Je perçois tout d'un coup ce qui m'entoure. Au milieu des toitures un tilleul dont les bourgeons très lisses, fourmillants, n'ont pas encore éclaté — ou peut-être si, si je pouvais les voir de près —, sont-ils à l'unisson — ou plutôt dans un complexe accord avec les miens (qu'hier j'imaginais) ? Des gras cris de choucas, passant tout près, m'enchantent, et le trafic sur le boulevard m'emporte dans une quotidienneté nouvelle, comme si la vie voulait malgré tout continuer, persévérer dans son être. Il y a un mail d'un ami qui me parle de phénoménologie, de dasein et aussi d'un livre prêté que je lui ai prêté où il voit des essais-fictions (comme c'est bien dit) à propos "d'habiter". Comme je m'éveille aussi dans la persistance fraîche du brûlant de la voix que france culture redonnait hier soir (Nastassja Martin) et des mots qu'elle écrivit aussi du peut-être partage de l'âme de l'ours, je remarque que le livre (de F. Vigouroux) s'appelle "l'âme des maisons".

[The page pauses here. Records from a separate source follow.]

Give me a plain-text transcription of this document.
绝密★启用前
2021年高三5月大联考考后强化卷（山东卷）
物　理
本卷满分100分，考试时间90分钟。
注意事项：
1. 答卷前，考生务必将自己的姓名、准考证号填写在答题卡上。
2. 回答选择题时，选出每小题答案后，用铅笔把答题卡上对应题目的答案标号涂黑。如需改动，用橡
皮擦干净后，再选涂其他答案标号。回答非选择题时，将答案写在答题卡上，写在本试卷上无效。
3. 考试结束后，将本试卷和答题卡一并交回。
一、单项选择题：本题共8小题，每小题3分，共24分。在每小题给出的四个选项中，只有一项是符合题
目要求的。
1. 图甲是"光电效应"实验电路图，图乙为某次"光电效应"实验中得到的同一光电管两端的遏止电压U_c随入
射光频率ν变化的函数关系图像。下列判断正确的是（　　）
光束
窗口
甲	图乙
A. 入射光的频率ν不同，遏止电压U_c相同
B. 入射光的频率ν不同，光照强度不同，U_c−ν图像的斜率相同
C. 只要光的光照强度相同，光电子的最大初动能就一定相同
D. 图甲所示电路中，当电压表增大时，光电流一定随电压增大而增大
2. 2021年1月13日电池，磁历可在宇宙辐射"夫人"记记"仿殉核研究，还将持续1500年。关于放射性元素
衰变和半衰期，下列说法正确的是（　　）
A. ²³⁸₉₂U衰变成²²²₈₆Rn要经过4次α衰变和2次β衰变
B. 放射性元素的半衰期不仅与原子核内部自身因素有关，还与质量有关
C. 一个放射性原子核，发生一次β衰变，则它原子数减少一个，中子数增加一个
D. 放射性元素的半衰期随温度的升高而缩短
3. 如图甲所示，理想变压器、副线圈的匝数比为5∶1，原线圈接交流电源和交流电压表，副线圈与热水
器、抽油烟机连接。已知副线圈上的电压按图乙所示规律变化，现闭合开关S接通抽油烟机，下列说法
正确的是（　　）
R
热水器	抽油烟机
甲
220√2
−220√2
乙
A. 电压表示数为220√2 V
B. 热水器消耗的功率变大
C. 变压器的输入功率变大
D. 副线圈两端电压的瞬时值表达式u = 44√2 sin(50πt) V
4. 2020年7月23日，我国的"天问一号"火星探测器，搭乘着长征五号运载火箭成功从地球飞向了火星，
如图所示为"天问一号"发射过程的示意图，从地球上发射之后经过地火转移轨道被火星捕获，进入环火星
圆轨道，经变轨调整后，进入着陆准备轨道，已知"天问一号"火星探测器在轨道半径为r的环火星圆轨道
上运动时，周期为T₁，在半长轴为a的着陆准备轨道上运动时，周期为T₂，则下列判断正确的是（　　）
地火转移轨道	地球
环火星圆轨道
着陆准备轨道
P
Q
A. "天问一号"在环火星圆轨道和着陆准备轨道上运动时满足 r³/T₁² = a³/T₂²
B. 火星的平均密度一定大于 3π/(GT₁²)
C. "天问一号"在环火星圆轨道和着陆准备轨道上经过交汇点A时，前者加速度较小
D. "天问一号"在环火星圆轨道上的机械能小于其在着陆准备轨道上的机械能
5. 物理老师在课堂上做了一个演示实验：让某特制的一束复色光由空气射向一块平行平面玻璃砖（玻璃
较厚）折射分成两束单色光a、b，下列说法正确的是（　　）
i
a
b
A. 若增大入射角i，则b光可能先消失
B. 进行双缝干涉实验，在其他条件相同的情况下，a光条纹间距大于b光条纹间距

Habiter, c'est bien le mot du jour, et c'est plein comme un œuf ainsi que le jardin des délices et l'enfer, d'un seul tenant tout d'un coup. Ainsi de nos concepts, de nos tentatives de com-prendre :
l'écologie — l'histoire de la maison — le temps — l'univers ni plus ni moins — ("il y a des déterminations absolument fatales" selon Héraclite.)
C'est cet instant qui est...
Or, nos heures et nos jours, les années de notre vie, ne sont qu' « un instant », dit Montaigne, « une eloise [éclair] dans le cours infini d'une nuict éternelle » rappelle Marcel Conche.